"And I have not had a single new idea for a whole year. What will be the end of it?"
The fact was that they had neutralised each other, so that there was no more reaction on either side. Their life together now consisted of a comfortable silence. The need to be near each other was so great that one could not leave the room without the other following. They tried to shut themselves in their rooms in order to work, but after a short time one would knock at the other's door.
"Do you know, all this is very fine, but I am becoming an idiot?" she complained.
"You also?"
"I can neither read, think, nor write any more, and can hardly speak."
"It is too much happiness, and we must seek some society, or we shall both become silly."
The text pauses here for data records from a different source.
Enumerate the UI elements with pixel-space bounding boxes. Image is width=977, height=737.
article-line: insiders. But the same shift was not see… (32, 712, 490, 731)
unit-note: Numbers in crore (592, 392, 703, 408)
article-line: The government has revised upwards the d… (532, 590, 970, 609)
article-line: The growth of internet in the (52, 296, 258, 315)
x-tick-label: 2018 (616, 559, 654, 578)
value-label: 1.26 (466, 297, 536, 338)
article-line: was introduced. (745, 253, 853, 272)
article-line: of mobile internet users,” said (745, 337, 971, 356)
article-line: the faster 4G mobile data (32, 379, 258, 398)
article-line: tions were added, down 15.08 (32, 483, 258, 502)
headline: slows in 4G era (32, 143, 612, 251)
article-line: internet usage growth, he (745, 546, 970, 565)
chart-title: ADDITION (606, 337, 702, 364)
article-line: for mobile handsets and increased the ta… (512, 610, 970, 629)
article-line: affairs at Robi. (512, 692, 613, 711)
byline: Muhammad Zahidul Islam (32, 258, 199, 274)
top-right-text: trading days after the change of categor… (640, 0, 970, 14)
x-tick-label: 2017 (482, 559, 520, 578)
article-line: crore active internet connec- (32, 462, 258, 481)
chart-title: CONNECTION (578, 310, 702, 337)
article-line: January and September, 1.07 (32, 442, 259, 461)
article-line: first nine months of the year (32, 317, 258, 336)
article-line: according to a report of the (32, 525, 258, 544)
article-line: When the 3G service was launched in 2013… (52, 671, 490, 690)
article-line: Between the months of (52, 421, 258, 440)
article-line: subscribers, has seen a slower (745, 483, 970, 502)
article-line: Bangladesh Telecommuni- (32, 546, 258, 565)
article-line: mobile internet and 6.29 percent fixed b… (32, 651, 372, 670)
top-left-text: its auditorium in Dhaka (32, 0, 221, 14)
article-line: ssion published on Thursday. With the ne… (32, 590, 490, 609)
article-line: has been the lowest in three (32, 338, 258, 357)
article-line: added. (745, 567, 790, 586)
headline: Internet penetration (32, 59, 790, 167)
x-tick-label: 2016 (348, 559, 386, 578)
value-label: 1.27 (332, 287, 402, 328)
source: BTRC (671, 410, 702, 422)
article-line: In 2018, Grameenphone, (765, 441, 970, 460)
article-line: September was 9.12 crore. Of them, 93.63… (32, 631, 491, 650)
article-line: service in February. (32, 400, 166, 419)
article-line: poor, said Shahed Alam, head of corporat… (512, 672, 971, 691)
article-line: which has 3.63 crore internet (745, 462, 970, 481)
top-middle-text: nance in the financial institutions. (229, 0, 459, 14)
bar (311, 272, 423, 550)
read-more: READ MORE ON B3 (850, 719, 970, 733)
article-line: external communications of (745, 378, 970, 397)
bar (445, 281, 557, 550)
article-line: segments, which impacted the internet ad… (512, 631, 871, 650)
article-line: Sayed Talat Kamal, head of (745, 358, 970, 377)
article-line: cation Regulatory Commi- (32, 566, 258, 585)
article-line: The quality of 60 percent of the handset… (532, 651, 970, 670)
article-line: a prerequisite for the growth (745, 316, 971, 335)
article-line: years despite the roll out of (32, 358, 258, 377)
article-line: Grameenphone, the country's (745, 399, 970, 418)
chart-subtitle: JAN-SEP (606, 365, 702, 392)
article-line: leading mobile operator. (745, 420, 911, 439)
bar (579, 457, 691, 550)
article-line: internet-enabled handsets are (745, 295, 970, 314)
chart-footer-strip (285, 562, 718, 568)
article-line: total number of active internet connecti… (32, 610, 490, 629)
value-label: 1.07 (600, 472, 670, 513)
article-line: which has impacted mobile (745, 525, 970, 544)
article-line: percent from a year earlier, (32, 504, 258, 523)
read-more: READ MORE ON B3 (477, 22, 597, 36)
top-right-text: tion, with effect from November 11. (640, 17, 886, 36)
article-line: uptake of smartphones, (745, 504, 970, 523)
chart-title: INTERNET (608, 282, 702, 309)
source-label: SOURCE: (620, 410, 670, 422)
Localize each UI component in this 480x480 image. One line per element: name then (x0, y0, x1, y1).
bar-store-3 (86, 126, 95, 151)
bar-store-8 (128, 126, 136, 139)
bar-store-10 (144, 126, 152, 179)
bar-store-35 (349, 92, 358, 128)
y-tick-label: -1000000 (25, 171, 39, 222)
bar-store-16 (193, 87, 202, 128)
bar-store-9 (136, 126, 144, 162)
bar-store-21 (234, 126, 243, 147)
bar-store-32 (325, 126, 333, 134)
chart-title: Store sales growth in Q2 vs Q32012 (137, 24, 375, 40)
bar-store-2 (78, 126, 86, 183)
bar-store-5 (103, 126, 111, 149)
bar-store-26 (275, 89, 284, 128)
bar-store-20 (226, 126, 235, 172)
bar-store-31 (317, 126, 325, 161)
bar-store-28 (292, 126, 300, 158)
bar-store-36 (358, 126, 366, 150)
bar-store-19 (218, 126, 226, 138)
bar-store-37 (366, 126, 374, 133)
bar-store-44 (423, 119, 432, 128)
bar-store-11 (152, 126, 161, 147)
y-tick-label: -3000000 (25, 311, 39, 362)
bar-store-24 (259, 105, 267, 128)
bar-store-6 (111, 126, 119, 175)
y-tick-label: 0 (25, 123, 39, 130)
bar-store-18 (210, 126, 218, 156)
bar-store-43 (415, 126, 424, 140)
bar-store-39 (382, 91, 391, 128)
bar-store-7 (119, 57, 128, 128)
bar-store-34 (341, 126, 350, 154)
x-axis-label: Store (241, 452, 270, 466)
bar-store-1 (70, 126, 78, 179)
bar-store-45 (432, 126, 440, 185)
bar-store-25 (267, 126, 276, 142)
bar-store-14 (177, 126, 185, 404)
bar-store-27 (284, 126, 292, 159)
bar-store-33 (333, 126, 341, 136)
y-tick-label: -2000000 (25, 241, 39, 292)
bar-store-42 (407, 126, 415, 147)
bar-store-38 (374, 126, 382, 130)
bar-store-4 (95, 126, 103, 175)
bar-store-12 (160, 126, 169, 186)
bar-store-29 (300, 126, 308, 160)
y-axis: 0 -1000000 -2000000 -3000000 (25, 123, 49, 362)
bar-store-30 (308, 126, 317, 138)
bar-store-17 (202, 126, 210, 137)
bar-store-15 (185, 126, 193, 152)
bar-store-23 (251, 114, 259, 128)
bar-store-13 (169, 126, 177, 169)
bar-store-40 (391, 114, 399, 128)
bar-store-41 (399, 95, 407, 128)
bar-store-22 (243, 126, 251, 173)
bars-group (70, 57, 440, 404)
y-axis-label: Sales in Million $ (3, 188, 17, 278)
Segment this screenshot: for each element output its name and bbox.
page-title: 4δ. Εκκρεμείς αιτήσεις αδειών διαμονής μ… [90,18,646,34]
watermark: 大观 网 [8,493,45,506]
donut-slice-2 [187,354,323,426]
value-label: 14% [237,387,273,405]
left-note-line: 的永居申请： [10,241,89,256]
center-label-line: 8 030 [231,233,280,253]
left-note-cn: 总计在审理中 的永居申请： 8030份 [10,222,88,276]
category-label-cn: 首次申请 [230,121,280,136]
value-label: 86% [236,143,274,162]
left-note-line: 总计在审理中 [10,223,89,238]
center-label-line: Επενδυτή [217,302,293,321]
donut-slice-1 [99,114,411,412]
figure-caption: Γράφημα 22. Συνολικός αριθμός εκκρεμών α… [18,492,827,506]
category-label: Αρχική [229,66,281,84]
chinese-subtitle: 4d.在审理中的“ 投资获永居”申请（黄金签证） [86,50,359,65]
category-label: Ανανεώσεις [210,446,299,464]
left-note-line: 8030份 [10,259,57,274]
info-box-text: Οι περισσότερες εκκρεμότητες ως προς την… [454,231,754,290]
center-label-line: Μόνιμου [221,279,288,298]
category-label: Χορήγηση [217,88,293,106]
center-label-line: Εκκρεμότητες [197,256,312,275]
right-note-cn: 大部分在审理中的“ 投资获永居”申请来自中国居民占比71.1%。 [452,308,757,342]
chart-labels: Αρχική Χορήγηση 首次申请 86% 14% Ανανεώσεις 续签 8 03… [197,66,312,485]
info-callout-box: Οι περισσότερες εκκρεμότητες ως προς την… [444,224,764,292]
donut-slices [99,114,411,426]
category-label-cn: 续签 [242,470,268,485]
The fact was that they had both ceased to converse; they were apparently so harmonious in all questions and predilections and knew each other's opinions so well that there was no further need to exchange thoughts. The same tastes, the same habits, the same naughtinesses, the same superficial scepticism had brought them together, and now they were welded into one like two pieces of the same metal. Each had lost individuality and they were one. But the memory of independence and one's own personality was still present, and a war of liberation was impending. The sense of personal self-preservation awoke, and when each wished to resume their own share, there was a strife about the pieces.
"Why don't you write?" he asked.
"I have tried, but it is always you and about you."
"Whether it is I, or someone else, it all comes to the same thing."